Recuerdo otro suceso vinculado también con los libros, esta vez durante mi adolescencia. Estaba estudiando segundo año de bachillerato y en Historia Universal, la profesora nos dictó una clase muy interesante sobre el viaje de Magallanes. Salí muy motivada con el tema y al llegar ala casa, corrí a la biblioteca. No tardé en conseguir un libro absolutamente mágico, que alguna vez había contemplado. No era otro que Magallanes. La aventura más audaz de la Humanidad del insigne Stefan Zweig. Iba leyendo con gran entusiasmo –esos momentos los tengo grabados en mi memoria– y me fui sintiendo atrapada por aquella prosa ágil, que mostraba la pasión intelectual de su autor. Devoré el libro; la profesora hizo un examen esos días sobre la materia vista y una de las preguntas fue sobre Magallanes. Respondí brevemente la otra pregunta y me dediqué a escribir, sobre el pliego tamaño oficio que nos daban en los exámenes, todo lo que mi memoria y comprensión de lo leído me permitían. La profesora me miraba entre asombrada y preocupada por mi actitud casi febril en responder. Cuando leyó mis respuestas, lo dijo públicamente, no se lo podía creer. Ella misma no había leído a Zweig. La historia no termina allí.
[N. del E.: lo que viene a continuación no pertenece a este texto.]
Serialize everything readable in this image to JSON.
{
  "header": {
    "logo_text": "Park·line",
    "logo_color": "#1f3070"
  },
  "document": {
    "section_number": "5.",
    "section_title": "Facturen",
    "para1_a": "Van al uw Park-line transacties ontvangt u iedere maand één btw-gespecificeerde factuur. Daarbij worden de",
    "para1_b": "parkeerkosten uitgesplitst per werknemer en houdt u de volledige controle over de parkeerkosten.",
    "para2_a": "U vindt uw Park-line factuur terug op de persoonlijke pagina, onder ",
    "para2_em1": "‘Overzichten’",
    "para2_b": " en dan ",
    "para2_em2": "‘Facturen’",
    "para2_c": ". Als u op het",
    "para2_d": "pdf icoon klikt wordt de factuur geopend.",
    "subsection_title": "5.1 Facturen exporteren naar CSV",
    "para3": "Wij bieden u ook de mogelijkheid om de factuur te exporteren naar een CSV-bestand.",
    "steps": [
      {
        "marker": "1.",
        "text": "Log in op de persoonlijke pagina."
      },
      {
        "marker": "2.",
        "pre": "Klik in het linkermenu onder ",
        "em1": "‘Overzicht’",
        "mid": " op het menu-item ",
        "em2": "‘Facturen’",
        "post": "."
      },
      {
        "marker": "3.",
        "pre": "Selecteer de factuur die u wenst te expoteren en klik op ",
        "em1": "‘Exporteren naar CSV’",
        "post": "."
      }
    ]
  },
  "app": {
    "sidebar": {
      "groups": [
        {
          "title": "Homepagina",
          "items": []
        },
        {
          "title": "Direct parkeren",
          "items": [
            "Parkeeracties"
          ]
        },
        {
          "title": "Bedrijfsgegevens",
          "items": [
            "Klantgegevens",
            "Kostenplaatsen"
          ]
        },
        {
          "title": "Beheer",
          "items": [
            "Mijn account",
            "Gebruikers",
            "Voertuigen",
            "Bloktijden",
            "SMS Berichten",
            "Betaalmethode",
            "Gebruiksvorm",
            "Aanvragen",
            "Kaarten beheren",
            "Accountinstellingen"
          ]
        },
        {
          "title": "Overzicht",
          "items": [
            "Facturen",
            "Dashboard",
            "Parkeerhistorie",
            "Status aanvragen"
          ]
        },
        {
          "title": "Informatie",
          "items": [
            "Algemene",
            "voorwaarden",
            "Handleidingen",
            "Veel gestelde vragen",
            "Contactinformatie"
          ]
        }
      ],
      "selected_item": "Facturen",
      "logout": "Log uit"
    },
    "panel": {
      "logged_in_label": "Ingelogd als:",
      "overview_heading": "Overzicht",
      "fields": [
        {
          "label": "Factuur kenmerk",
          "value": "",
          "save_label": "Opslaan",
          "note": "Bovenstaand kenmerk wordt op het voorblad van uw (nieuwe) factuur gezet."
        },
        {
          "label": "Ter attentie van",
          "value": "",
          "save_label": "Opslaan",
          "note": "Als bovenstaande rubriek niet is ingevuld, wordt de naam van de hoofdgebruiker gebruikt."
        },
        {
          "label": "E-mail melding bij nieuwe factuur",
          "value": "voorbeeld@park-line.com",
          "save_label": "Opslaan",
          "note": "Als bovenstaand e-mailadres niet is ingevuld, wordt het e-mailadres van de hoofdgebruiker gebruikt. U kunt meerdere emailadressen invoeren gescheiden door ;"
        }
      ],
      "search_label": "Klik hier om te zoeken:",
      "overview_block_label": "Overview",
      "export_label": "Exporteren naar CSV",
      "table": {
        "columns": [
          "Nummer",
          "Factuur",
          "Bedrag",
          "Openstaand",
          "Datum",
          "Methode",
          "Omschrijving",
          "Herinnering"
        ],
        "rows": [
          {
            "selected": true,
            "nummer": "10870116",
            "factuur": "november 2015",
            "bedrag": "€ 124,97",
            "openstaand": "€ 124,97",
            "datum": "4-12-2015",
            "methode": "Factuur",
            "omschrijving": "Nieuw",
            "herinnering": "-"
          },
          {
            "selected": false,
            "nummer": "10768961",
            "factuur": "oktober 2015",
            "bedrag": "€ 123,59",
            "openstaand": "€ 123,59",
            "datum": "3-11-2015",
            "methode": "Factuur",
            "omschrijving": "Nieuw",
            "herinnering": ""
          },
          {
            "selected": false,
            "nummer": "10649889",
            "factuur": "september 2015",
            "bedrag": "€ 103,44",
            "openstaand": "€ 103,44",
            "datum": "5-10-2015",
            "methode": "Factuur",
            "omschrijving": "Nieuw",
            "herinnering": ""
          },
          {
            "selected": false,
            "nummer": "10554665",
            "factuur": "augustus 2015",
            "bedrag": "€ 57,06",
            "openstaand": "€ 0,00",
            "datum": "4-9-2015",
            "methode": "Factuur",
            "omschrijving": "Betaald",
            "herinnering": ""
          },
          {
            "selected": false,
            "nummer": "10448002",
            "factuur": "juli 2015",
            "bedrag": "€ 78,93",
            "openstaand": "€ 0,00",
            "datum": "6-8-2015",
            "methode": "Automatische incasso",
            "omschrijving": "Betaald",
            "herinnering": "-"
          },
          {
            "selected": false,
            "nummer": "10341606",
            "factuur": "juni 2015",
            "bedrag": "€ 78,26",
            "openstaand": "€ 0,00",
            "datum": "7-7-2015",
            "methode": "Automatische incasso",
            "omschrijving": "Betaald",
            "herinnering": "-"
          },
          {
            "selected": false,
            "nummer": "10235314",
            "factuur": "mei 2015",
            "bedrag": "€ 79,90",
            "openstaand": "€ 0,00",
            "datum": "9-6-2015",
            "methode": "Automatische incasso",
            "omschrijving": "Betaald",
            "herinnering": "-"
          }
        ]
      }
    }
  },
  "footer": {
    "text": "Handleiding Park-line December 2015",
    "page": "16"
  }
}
Al llegar el examen final –en los colegios privados teníamos jurados externos (yo estudié en el San José de Tarbes de El Paraíso)– mientras los profesores acordaban las preguntas nos sentaron en orden alfabético. Por supuesto, fui a parar al último rincón del salón. De pronto, vi a mis compañeras que se volteaban a verme y se sonreían. El jurado había decidido poner dos preguntas, La lucha patricio-plebeya y… ¡La aventura de Magallanes! Nunca volví a disfrutar tanto un examen como ese. Hasta una medalla me dieron en el colegio.

Hace unos días un alumno me preguntó sobre cuál era el asunto que más me gustaba de La casa de los espíritus de Isabel Allende, y, sin vacilar, respondí ante el asombro del grupo de estudiantes, ¡la biblioteca!

Luego, no es de extrañar que desde mi niñez haya estado familiarizada con el Panteón Griego y su mitología. Cuando mi ángel tutelar, Ángel Raúl Villasana, falleció, me dejó en herencia esos libros de la cultura griega que tanto me han permitido enfrentar esta terrible época de escasez bibliográfica, cultural y artística. De tal manera que Cronos, Gea, Zeus, Poseidón, Hades, Hermes, Hestia, Hera, Hefesto, Dioniso, Atenea, Apolo, Artemisa, Ares y Afrodita nunca fueron desconocidos por mí. Amé esa mitología, incluso sin comprenderla del todo. Busqué sus rostros, sus figuras reproducidas en esos amigos míos imperecederos que han llenado los estantes de mi casa y aprendí a amarlos, a relacionarlos con todo aquello que heredamos de la Grecia inmortal.

En los próximos artículos voy a escribir sobre algunos de ellos, no con espíritu erudito, no. Lo quiero hacer desde esa vivencia personal que me hizo amarlos, aun antes de tomar conciencia plena a qué se le llamaba Panteón Griego.

¿A santo de qué hablar de los dioses griegos en este momento tan terrible de nuestro acontecer? Ellos, los dioses, han inspirado a literatos,a filósofos, a escultores, pintores durante siglos. La savia inyectada nos ha nutrido en todo el Occidente y es la cultura la que puede ayudarnos a salvar a esta hermosa Tierra de Gracia. Y en ese conocimiento de los mitos griegos, podemos acercarnos a los mitos de nuestros pueblos originarios y vemos las similitudes y coincidencias que, lejos de asombrarnos o desconcertarnos, nos ayudan a comprender mejor el mundo en el que habitamos.